The usual backpacker workforce is thinning and many locals are turning their back on the work, leaving workers from Pacific Island countries as the only option for some farmers.

Already 154 Ni-Vanuatu workers have arrived to help, including Remo Kalours who is working with 57 others from Vanuatu at a table grape farm 100 kilometres south of Perth.
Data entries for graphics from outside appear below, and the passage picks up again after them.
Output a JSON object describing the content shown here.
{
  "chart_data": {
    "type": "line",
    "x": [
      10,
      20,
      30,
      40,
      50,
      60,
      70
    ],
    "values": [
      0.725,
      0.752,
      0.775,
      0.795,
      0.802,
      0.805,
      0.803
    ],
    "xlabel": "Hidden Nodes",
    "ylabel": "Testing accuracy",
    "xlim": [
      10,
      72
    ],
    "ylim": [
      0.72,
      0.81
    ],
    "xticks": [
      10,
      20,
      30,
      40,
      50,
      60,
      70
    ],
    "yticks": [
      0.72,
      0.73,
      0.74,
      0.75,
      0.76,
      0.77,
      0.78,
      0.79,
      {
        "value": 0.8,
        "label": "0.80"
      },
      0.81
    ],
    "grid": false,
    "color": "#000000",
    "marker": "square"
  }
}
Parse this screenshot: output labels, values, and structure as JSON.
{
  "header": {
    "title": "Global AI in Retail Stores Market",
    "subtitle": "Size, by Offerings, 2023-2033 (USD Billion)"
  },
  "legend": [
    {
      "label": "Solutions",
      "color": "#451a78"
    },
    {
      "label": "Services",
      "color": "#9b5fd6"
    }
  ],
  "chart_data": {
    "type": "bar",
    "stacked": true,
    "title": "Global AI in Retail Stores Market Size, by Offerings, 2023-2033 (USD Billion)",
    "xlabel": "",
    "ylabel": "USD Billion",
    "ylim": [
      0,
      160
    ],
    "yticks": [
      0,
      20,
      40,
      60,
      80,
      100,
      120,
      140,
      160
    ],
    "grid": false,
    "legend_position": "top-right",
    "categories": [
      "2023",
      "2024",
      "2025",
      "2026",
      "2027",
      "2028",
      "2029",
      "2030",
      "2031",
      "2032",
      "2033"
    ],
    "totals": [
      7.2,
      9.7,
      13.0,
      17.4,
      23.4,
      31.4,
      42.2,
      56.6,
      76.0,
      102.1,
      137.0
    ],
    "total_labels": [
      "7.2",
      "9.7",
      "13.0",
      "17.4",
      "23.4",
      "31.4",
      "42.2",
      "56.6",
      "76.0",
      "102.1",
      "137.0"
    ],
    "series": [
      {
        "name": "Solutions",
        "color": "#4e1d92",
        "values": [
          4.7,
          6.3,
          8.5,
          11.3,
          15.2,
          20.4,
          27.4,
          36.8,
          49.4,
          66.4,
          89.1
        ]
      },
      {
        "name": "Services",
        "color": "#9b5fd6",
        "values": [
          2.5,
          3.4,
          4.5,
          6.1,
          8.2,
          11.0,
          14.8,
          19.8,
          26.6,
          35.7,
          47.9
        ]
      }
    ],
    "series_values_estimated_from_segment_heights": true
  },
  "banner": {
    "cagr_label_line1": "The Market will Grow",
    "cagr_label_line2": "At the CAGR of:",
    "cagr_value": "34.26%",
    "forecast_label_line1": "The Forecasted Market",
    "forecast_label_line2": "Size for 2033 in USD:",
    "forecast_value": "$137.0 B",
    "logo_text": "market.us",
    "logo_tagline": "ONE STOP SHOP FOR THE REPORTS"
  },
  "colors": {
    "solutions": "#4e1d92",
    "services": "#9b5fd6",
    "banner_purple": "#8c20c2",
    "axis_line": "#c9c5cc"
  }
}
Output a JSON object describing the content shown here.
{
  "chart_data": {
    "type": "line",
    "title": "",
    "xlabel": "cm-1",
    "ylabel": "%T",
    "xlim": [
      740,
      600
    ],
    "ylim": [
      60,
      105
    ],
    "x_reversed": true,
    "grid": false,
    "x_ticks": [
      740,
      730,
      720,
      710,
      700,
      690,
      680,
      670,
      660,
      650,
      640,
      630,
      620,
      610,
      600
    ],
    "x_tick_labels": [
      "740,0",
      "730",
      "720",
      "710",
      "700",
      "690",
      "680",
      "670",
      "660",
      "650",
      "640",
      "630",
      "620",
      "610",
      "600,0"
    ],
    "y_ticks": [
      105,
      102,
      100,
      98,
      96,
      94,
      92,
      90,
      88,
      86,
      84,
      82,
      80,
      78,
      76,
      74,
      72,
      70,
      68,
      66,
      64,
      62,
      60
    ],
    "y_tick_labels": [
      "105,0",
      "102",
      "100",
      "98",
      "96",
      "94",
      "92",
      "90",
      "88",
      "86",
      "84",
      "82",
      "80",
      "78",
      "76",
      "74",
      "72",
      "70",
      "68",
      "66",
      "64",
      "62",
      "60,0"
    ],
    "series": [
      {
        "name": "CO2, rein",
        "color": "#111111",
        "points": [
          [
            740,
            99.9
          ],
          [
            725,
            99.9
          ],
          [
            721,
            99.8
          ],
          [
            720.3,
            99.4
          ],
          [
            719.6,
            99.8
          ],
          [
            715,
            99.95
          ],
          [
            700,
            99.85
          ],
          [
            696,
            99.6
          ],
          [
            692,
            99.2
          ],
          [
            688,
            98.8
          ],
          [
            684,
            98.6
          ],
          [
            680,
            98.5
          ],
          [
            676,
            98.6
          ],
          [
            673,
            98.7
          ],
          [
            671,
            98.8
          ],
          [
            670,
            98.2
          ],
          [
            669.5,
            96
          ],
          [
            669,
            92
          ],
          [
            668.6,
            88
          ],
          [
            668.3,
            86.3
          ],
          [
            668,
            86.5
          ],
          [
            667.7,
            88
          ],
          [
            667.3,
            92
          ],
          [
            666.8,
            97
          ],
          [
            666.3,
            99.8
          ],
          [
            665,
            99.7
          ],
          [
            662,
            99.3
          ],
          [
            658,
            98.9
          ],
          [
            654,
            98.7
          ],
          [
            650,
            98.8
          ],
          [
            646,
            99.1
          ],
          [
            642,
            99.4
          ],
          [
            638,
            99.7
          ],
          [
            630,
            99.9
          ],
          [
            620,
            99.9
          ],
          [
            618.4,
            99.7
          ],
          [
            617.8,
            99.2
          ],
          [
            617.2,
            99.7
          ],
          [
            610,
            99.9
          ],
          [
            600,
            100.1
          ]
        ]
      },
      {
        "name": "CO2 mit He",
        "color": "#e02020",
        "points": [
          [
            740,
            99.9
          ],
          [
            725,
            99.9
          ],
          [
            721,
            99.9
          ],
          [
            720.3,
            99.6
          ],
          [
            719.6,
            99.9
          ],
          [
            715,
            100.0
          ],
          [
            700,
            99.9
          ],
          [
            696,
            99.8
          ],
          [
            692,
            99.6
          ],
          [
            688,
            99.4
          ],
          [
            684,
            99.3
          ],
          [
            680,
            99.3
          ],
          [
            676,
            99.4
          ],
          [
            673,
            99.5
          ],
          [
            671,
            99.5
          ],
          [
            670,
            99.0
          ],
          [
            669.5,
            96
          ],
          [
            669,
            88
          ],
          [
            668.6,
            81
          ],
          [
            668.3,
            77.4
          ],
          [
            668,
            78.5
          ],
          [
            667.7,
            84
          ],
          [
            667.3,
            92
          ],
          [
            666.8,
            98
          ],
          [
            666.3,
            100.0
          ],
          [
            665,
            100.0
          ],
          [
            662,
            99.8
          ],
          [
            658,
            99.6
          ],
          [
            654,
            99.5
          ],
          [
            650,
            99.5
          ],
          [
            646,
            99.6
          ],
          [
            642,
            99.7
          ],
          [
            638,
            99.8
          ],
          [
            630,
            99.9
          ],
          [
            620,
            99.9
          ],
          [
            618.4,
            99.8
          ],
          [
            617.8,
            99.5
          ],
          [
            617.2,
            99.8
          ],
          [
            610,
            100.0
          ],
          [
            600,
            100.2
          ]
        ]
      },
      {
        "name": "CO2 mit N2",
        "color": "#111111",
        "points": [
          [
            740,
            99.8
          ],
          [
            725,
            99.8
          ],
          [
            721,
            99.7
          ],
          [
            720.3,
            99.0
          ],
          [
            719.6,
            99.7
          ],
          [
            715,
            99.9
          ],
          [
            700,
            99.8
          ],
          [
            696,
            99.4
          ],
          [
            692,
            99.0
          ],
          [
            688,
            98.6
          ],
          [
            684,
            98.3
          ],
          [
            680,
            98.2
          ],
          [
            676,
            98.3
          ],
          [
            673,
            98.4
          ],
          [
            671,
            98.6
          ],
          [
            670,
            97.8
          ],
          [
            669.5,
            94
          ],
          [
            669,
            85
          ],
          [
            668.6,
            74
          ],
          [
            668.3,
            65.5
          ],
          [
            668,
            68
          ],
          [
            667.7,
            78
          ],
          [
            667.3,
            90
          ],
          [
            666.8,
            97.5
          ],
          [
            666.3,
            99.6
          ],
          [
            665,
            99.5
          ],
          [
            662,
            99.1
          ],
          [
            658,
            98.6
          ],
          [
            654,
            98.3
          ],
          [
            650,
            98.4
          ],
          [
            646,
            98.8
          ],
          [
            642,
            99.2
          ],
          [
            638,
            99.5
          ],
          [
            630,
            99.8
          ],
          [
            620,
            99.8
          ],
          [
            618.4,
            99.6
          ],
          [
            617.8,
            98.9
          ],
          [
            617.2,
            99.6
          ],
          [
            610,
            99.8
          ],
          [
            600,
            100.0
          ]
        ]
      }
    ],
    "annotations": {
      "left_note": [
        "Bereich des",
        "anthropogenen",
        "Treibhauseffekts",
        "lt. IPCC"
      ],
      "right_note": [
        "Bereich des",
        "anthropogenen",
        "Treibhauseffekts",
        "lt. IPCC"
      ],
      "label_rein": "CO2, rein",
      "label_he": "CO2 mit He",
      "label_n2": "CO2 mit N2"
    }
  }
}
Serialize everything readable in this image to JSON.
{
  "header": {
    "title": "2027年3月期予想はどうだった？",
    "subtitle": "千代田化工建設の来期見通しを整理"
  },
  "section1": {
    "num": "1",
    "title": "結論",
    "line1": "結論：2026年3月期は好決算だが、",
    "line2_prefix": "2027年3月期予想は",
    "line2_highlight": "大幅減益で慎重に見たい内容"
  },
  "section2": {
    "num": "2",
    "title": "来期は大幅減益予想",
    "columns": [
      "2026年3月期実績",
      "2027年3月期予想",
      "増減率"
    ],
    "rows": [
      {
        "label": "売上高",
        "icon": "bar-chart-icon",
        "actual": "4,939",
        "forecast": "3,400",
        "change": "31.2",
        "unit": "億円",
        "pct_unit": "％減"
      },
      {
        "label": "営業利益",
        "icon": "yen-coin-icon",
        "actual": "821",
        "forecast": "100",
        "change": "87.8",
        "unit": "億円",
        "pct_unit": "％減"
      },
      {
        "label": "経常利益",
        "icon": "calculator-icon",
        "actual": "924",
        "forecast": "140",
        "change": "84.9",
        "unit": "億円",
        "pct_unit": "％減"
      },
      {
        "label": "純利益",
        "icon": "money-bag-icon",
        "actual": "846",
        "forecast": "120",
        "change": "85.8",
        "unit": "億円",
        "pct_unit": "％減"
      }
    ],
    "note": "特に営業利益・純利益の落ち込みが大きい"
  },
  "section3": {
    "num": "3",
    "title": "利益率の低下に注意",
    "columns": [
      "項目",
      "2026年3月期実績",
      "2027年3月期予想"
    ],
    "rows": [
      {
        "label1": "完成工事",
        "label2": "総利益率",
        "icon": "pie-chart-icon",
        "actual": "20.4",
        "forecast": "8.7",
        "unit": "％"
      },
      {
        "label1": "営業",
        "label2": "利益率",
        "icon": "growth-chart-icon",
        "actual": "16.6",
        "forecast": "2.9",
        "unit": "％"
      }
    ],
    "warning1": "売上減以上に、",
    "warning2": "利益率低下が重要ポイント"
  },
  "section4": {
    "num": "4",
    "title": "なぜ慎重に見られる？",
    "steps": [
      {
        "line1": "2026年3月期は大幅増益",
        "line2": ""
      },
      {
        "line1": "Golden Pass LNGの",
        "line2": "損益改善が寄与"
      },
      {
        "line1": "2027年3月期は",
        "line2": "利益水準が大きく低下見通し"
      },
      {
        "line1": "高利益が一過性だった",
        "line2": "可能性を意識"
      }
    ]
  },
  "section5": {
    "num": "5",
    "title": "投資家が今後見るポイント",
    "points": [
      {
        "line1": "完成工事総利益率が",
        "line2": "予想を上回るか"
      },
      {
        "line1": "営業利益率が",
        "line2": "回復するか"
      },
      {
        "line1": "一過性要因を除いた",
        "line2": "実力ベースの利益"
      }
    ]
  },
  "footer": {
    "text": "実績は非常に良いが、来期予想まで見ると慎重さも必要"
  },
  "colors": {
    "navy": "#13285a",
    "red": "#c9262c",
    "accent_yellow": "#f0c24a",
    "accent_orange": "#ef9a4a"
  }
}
Mr Kalours said the most challenging part of the job for him was the two weeks he had to spend in hotel quarantine.

“It’s very hard for me when I stay inside a hotel for 14 days,” he said.

Two Vanuatu men picking grapes for harvest.
Remo Kalours and Jonathan Virakikia started working in Western Australia this week.(ABC South West: Jacqueline Lynch)

Mr Kalours is working alongside Jonathan Virakikia, who said jobs on Australian farms were much sought-after back home.

“We are proud to be here,” Mr Virakikia said.

“The job is very good, it’s not hard like Vanuatu where some jobs are very hard and you don’t earn enough money.

Saving grace for grape grower

The arrival of the Vanuatu workers came at a critical time for Fruitico, the state’s largest table grape producer, with the start of harvest just weeks away.

Up to 800,000 boxes of grapes will be picked at the farm from next month but without the Vanuatu workers doubling the company’s workforce, assistant farm manager Kevin Dell’Agostino said they might not have made it to harvest.

Table grapes not ready to be harvested
Up to 800,000 boxes of grapes will be picked at Fruitico from February.(ABC News)

“It’s [also] all the work that comes before that … We have just been through our leafing period and if that doesn’t get done, the quality of the fruit is poor.”

Mr Dell’Agostino said many locals had turned their back on the work.

“Through our leafing period I think we had about 50 people start locally and most of them just came back and said ‘That’s not the job for me’,” he said.

‘It is the only option’

There are now more than 300 Ni-Vanuatu workers in Western Australia, after a second plane landed in the state this week.

But with thousands of workers needed each month in WA, these two groups won’t be enough to fix labour shortages around the state.

Vegetables WA worked with the State Government to bring the workers in.

Chief executive officer John Shannon said that with backpackers leaving the WA in droves, workers from Vanuatu were the state’s best option to fill the void.

Two Vanuatu workers preparing grapes for harvest in Western Australia
Almost 2,000 workers from Pacific countries and Timor-Leste have entered Australia since September.(ABC News)

“It is the only option,” Mr Shannon said.

The State Government is allowing the workers to come into WA above its cap on international arrivals and is hoping to allow more Ni-Vanuatu workers into the state.

Almost 2,000 workers from nine Pacific countries and Timor-Leste have entered Australia since September last year to help curb worker shortages caused by the pandemic.